One of Schramm’s most fundamental contributions to mathematics is the introduction of the stochastic Loewner equation (now sometimes called the Schramm-Loewner equation in his honour), together with his subsequent development of the theory of this equation with Greg Lawler and Wendelin Werner.  (This work has been recognised by a number of awards, including the Fields Medal in 2006 to Wendelin.)  This equation (which I state after the jump) describes, for each choice of a parameter \kappa > 0, a random (fractal) curve SLE(\kappa) in the plane; this random curve can be viewed as a nonlinear variant of Brownian motion, although the SLE curves tend to cross themselves much less frequently than Brownian paths do.  By the nature of their construction, the SLE(\kappa) curves are conformally invariant: any conformal transformation of an SLE(\kappa) curve (respecting the boundary) gives another curve which has the same distribution as the original curve.  (Brownian motion is also conformally invariant; given the close connections between Brownian motion and harmonic functions, it is not surprising that this fact is closely related to the fact that the property of a function being harmonic in the plane is preserved under conformal transformations.) Conversely, one can show that any conformally invariant random curve distribution which obeys some additional regularity and locality axioms must be of the form SLE(\kappa) for some \kappa.

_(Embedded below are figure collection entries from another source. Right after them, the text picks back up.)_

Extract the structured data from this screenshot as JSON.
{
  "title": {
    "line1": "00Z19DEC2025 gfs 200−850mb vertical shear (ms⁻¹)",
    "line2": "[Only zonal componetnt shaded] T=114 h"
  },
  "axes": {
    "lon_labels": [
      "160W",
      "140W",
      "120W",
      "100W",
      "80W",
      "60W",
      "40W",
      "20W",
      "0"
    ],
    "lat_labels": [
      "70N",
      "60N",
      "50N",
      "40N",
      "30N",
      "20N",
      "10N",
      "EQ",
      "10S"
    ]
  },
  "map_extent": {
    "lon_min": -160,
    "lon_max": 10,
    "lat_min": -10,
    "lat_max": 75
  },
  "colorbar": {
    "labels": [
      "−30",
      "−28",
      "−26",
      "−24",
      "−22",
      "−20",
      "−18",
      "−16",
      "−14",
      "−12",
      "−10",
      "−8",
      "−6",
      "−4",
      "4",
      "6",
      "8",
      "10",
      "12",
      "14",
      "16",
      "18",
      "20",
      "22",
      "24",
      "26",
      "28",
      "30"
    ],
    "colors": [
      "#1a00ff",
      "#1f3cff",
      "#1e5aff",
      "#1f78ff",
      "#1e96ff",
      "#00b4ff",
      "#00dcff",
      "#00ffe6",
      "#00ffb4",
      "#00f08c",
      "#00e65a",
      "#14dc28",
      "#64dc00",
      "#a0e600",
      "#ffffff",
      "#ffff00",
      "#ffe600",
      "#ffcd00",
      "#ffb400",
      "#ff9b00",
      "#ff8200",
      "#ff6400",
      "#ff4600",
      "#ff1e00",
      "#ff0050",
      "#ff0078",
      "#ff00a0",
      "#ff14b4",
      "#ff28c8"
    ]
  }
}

The amazing fact is that many other natural processes for generating random curves in the plane – e.g. loop-erased random walk, the boundary of Brownian motion (also known as the “Brownian frontier”), or the limit of percolation on the triangular lattice – are known or conjectured to be distributed according to SLE(\kappa) for some specific \kappa (in the above three examples, \kappa is 2, 8/3, and 6 respectively).  In particular, this implies that the highly non-trivial fact that such distributions are conformally invariant, a phenomenon that had been conjectured by physicists but which only obtained rigorous mathematical proof following the work of Schramm and his coauthors.

[Update, Sep 6: A memorial blog to Oded has been set up by his Microsoft Research group here.  See also these posts by Gil Kalai, Yuval Peres, and Luca Trevisan.]

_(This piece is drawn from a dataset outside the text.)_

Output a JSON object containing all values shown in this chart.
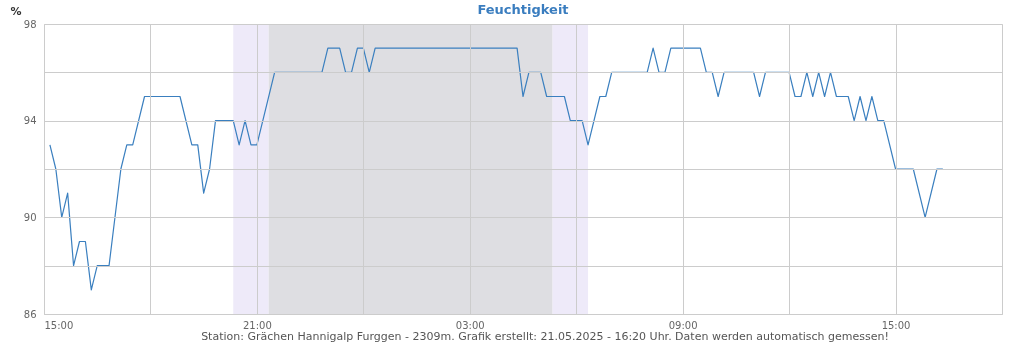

The Loewner equation was introduced by Charles Loewner in the 1920s as a means of generating conformal maps, which he then used to make progress on the Bieberbach conjecture.  This equation can be phrased in any simply connected domain in the complex plane (which are all conformally equivalent anyway, thanks to the Riemann mapping theorem), but let us work with the upper half plane {\Bbb H} = \{ z \in {\Bbb C}: \hbox{Im}(z) > 0 \} for simplicity.  The starting observation is that for any t > 0, the map z \mapsto \sqrt{z^2 + 4t} is a conformal map from the slit half-plane {\Bbb H} \backslash [0, 2i\sqrt{t}] to {\Bbb H}.  (Indeed, by the Schwarz lemma, this is the unique such conformal map which behaves like the identity near infinity.) Translating this, for any t > 0 and \omega \in {\Bbb R}, we have a conformal map z \mapsto \sqrt{(z-w)^2 + 4t} + w from the slit half-plane {\Bbb H} \backslash [w, w+2i\sqrt{t}] to {\Bbb H}.

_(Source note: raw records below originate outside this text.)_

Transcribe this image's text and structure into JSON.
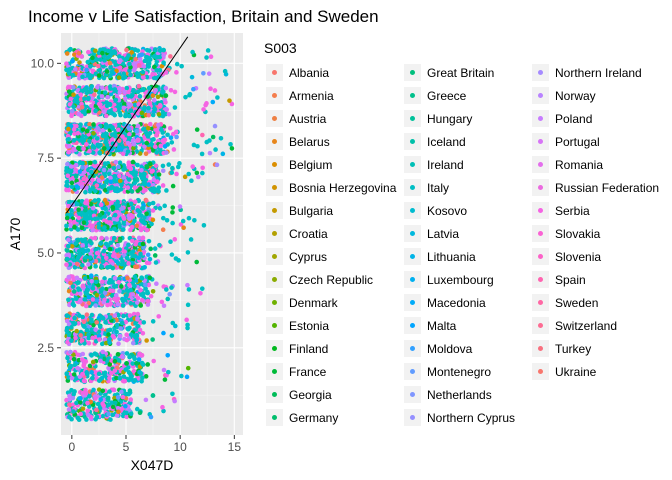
{
  "chart_data": {
    "type": "scatter",
    "title": "Income v Life Satisfaction, Britain and Sweden",
    "xlabel": "X047D",
    "ylabel": "A170",
    "xlim": [
      -1,
      15.8
    ],
    "ylim": [
      0.2,
      10.8
    ],
    "x_ticks": [
      0,
      5,
      10,
      15
    ],
    "x_tick_labels": [
      "0",
      "5",
      "10",
      "15"
    ],
    "y_ticks": [
      2.5,
      5.0,
      7.5,
      10.0
    ],
    "y_tick_labels": [
      "2.5",
      "5.0",
      "7.5",
      "10.0"
    ],
    "grid": true,
    "legend_title": "S003",
    "legend_position": "right",
    "legend_entries": [
      "Albania",
      "Armenia",
      "Austria",
      "Belarus",
      "Belgium",
      "Bosnia Herzegovina",
      "Bulgaria",
      "Croatia",
      "Cyprus",
      "Czech Republic",
      "Denmark",
      "Estonia",
      "Finland",
      "France",
      "Georgia",
      "Germany",
      "Great Britain",
      "Greece",
      "Hungary",
      "Iceland",
      "Ireland",
      "Italy",
      "Kosovo",
      "Latvia",
      "Lithuania",
      "Luxembourg",
      "Macedonia",
      "Malta",
      "Moldova",
      "Montenegro",
      "Netherlands",
      "Northern Cyprus",
      "Northern Ireland",
      "Norway",
      "Poland",
      "Portugal",
      "Romania",
      "Russian Federation",
      "Serbia",
      "Slovakia",
      "Slovenia",
      "Spain",
      "Sweden",
      "Switzerland",
      "Turkey",
      "Ukraine"
    ],
    "legend_colors": [
      "#F8766D",
      "#F47D4D",
      "#EE8044",
      "#E7861B",
      "#DB8E00",
      "#D19300",
      "#C49A00",
      "#B3A000",
      "#A0A600",
      "#8AAB00",
      "#6FB000",
      "#53B400",
      "#00B81F",
      "#00BA38",
      "#00BC59",
      "#00BE6C",
      "#00BF7D",
      "#00C08B",
      "#00C19A",
      "#00C0A9",
      "#00BFB6",
      "#00BEC4",
      "#00BCD0",
      "#00B8DD",
      "#00B4E7",
      "#00B0F0",
      "#00ABF9",
      "#00A5FF",
      "#32A0FF",
      "#619CFF",
      "#7F96FF",
      "#9590FF",
      "#A58AFF",
      "#B983FF",
      "#C77CFF",
      "#D774F6",
      "#E36EEC",
      "#EB6AE0",
      "#F564E3",
      "#FA62D4",
      "#FC62C8",
      "#FF64B0",
      "#FF67A4",
      "#FD6C93",
      "#F9707F",
      "#F8766D"
    ],
    "dominant_series_colors": [
      "#00BFC4",
      "#F564E3",
      "#C77CFF",
      "#00BA38"
    ],
    "trend_line": {
      "x": [
        -0.5,
        10.7
      ],
      "y": [
        6.05,
        10.7
      ]
    },
    "bands": [
      {
        "y": 1,
        "x_max": 9.5,
        "density": 40
      },
      {
        "y": 2,
        "x_max": 11.2,
        "density": 44
      },
      {
        "y": 3,
        "x_max": 10.8,
        "density": 48
      },
      {
        "y": 4,
        "x_max": 12.4,
        "density": 58
      },
      {
        "y": 5,
        "x_max": 11.6,
        "density": 60
      },
      {
        "y": 6,
        "x_max": 12.5,
        "density": 70
      },
      {
        "y": 7,
        "x_max": 13.8,
        "density": 80
      },
      {
        "y": 8,
        "x_max": 14.8,
        "density": 86
      },
      {
        "y": 9,
        "x_max": 14.9,
        "density": 78
      },
      {
        "y": 10,
        "x_max": 14.6,
        "density": 70
      }
    ]
  }
}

Now suppose that t=dt is infinitesimally small.  Then by Taylor expansion, this conformal map is approximately given by the formula z \mapsto z + dt \frac{2}{z-w}, thus each point z moves infinitesimally by the ODE

\displaystyle \partial_t z = \frac{2}{z-w}.

Infinitesimally, this ODE conformally deforms the half-plane by deleting an infinitesimal slit at w.

Now we work non-infinitesimally, letting t run from 0 to infinity, and letting w = w(t) vary in continuously in time.  This (formally, at least), creates a time series of conformal maps z(0) \mapsto z(t) from a half-plane {\Bbb H} \backslash K_t with a curve K_t removed to the full half-plane, which can be viewed as being formed by composing infinitely many of the preceding infinitesimal conformal transformations together.  The flows are given by the Loewner equation

\displaystyle \partial_t z = \frac{2}{z-w(t)}.

(The curve K_t is basically the collection of initial data z(0) for which the above ODE degenerates by time t.)

Schramm observed that if the driving function w(t) was given by a multiple \sqrt{\kappa} W_t of one-dimensional Brownian motion for some \kappa > 0, then the resulting (random fractal) curves K_t continue to be well-defined (despite the non-differentiability of w(t)) and become conformally invariant for any \kappa, although for \kappa > 4 the curve is no longer simple, and for \kappa \geq 8 in fact becomes space-filling).  This opened the way to an enormous further literature on this subject by Lawler-Schramm-Werner and many others (see for instance this survey of Lawler).